# Best Deal on KIJIJI!!!!!



## KG20 (Aug 13, 2011)

check out this score, i dont know how u can beat that price

http://ontario.kijiji.ca/c-pets-other-damsel-W0QQAdIdZ406035517


----------



## 50seven (Feb 14, 2010)

LMAO! What does that guy know?


----------



## Chromey (Sep 25, 2010)

Jeez I almost want to buy it.... Its must 1 crazy Damsel for 30$


----------



## J_T (Mar 25, 2011)

It better poop gold! 

Posted with my Xperia, using Tapatalk 2


----------



## getochkn (Jul 10, 2011)

KG20, there is a special thread on here just for those "special kijiji/craigslist" ad's.

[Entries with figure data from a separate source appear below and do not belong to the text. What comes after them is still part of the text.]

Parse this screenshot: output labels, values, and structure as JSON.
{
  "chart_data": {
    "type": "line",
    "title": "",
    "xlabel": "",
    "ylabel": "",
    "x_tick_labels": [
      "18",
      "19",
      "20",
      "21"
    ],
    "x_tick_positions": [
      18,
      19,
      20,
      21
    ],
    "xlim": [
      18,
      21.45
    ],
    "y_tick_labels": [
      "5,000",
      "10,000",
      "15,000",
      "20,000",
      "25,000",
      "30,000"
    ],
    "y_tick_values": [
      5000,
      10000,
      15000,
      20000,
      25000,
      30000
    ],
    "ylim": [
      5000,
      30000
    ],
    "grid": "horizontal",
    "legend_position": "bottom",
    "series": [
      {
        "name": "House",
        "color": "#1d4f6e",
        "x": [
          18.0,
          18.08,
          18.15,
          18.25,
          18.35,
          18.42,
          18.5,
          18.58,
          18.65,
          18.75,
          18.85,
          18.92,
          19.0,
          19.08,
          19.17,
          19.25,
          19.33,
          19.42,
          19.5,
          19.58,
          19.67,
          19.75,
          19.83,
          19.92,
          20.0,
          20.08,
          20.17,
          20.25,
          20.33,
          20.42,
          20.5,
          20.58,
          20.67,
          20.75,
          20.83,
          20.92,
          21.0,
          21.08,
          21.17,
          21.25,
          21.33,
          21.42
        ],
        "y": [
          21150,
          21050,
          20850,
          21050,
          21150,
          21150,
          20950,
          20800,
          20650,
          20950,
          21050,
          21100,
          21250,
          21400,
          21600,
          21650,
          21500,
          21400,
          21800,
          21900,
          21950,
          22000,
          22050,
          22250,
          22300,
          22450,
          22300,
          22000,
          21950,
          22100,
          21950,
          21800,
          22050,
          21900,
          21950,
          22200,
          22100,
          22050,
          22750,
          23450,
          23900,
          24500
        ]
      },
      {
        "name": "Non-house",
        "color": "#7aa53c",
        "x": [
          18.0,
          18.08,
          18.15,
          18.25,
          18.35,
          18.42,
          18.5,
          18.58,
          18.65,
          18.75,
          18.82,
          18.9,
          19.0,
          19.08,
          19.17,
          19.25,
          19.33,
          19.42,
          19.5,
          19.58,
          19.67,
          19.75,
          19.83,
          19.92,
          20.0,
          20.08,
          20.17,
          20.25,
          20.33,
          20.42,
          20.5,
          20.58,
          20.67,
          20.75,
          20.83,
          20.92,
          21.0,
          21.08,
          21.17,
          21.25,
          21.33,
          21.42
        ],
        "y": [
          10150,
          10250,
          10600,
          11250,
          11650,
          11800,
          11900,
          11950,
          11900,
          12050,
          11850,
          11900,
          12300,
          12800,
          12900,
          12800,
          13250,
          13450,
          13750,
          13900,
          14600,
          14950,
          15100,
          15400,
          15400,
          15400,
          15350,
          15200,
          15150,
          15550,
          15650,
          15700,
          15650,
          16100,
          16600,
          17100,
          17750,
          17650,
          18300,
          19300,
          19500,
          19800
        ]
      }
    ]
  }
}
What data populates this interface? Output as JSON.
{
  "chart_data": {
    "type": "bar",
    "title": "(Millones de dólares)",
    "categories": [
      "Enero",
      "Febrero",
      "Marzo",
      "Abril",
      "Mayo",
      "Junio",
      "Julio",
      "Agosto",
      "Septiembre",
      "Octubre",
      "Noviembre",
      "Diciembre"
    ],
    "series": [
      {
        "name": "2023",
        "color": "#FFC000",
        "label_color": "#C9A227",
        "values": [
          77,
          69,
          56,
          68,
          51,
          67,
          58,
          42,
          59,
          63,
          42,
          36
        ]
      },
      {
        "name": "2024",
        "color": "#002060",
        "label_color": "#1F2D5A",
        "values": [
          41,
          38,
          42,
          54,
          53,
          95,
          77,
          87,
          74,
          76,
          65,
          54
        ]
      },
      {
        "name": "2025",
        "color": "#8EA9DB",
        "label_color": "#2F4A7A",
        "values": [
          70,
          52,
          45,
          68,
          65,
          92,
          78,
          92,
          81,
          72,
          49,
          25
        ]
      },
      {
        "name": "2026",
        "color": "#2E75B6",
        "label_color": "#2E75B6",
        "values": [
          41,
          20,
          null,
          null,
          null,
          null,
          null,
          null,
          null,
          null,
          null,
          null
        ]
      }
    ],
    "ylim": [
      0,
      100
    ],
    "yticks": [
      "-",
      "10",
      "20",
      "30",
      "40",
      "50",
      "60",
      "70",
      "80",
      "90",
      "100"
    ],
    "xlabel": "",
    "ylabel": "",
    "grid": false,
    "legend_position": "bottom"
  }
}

Dwarf Mosquitofish Least Killifish Heterandria formosa


----------



## KG20 (Aug 13, 2011)

getochkn said:


> KG20, there is a special thread on here just for those "special kijiji/craigslist" ad's.
> 
> Dwarf Mosquitofish Least Killifish Heterandria formosa


Ok great. Dwarf mosquitofish Least Killifish Heterandria formosa is cool too


----------



## getochkn (Jul 10, 2011)

LOL. Sorry, meant to copy the link and it didn't copy.

http://gtaaquaria.com/forum/showthread.php?t=13184


----------